With Jassy’s promotion, the future of AWS including whether it will be spun off from Amazon and who will now take the helm, isn’t clear.
But was is clear is that Jassy had become hot property in the tech industry in recent years, having previously been rumored to be in the running for the top jobs at both Microsoft and Uber.
Meanwhile, Bezos has hit the headlines of late as both his personal and professional dealings have come under increased scrutiny.
In January 2019, Bezos and MacKenzie announced they were divorcing after 25 years of marriage and four children after the National Enquirer revealed the tech entrepreneur had been having an affair with former news anchor Lauren Sanchez.
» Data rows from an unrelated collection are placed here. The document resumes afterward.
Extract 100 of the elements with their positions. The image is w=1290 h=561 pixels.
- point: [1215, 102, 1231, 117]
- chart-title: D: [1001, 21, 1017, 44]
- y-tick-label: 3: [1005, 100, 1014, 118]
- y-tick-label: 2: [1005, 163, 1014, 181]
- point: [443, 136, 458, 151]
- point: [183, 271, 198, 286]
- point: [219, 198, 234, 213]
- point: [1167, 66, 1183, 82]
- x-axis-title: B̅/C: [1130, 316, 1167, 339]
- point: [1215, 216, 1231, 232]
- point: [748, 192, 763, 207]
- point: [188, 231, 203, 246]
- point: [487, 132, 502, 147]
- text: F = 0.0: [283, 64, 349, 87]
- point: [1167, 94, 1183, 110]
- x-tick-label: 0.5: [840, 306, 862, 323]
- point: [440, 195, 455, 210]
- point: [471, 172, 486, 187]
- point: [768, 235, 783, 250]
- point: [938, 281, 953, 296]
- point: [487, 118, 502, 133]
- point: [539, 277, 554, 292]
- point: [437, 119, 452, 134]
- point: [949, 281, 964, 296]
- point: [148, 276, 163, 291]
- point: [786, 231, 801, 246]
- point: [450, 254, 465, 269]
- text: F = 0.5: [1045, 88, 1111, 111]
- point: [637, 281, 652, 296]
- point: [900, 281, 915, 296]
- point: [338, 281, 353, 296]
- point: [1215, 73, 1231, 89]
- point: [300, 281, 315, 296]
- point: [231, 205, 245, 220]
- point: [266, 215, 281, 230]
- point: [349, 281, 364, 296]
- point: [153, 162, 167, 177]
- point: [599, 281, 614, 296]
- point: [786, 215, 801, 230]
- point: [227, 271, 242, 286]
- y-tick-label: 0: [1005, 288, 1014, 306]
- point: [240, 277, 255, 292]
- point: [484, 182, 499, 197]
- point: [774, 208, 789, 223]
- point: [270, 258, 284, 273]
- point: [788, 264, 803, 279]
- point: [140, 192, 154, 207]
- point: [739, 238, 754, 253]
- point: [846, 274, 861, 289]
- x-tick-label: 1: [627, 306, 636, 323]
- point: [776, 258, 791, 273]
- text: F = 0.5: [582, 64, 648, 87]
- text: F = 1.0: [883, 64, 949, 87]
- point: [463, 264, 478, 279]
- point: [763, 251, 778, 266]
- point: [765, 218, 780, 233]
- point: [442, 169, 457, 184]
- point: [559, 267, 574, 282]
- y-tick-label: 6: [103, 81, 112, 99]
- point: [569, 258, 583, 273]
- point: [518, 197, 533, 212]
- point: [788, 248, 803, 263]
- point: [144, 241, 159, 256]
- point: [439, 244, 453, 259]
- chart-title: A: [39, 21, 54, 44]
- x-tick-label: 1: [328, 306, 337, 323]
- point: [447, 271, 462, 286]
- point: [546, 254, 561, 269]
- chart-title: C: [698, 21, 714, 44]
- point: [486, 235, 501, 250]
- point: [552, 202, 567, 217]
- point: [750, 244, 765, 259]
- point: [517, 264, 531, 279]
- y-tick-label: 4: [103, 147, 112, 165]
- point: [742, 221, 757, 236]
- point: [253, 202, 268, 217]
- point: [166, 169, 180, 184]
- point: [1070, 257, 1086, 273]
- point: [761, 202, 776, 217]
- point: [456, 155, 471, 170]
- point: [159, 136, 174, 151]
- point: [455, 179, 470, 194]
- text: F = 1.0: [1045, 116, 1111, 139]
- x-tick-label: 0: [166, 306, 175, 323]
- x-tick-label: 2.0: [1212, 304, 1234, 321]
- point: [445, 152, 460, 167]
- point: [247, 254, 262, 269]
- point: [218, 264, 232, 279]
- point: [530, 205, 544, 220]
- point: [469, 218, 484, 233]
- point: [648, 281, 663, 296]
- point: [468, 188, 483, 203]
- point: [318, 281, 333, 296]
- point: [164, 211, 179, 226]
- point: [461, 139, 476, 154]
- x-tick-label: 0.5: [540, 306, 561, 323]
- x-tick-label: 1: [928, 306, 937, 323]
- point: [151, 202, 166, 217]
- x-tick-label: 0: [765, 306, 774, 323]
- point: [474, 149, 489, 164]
The divorce split the company stocks, and made MacKenzie the richest woman in the world with a settlement of around $38billion.
That nearly doubled throughout the COVID-19 pandemic as Amazon – one of the only retailers that could continue because of its online retail model – thrived.
MacKenzie has put her ex-husband to shame in recent months with her charitable giving.
Just last week she donated $25 million to United Way of Central Indiana – the largest donation ever given to the Indiana-based charity.
MacKenzie announced back in December her plans to donate $4.2 billion to 384 organizations across all 50 states, Puerto Rico and Washington, DC.
Meanwhile, Bezos and his new beau Sanchez were embroiled in a lawsuit with Sanchez’s brother Michael Sanchez over intimate texts and images leaked to the Enquirer.
Michael sued Bezos in February 2019 accusing the 57-year-old and his security consultant, Gavin de Becker, of damaging his reputation by telling journalists that it was he who had leaked the naked photos of Bezos to the outlet.
In November Judge John P. Doyle of the Los Angeles County Superior Court dismissed the case, saying Sanchez’s allegations were relying heavily on hearsay.
Bezos is now asking his girlfriend’s brother to pay his $1.7 million legal fees.
As well as his personal life, Bezos has also been embroiled in scandals in his professional life.
Over the last four years, Bezos has, along with the rest of Silicon Valley, faced tougher criticism from governments around the world about monopolizing technology and the way the world depends on it.
He has testified at Congress about Amazon’s practices, along with other CEOs, and insisted that Amazon is not anti-competitive despite its market dominance.
Numerous antitrust investigations and suits are ongoing against the ecommerce giant on both a state and federal level.
Last month, Amazon was slapped with a fresh suit accusing the retail giant of fixing the price of e-books sold on its marketplace by making anticompetitive agreements with the ‘Big Five’ publishers.
The suit, filed in the US District Court of the Southern District of New York, claims Amazon entered into fix pricing agreements with Hachette, HarperCollins, Macmillan, Penguin-Random House and Simon & Schuster.
This enabled the publishers to increase prices by up to 30 percent and for Amazon to remain protected from price competition from rivals, the suit claims.
The same month, Connecticut Attorney General William Tong also said his office had an ‘active and ongoing antitrust investigation’ into Amazon over e-book price agreements with publishers.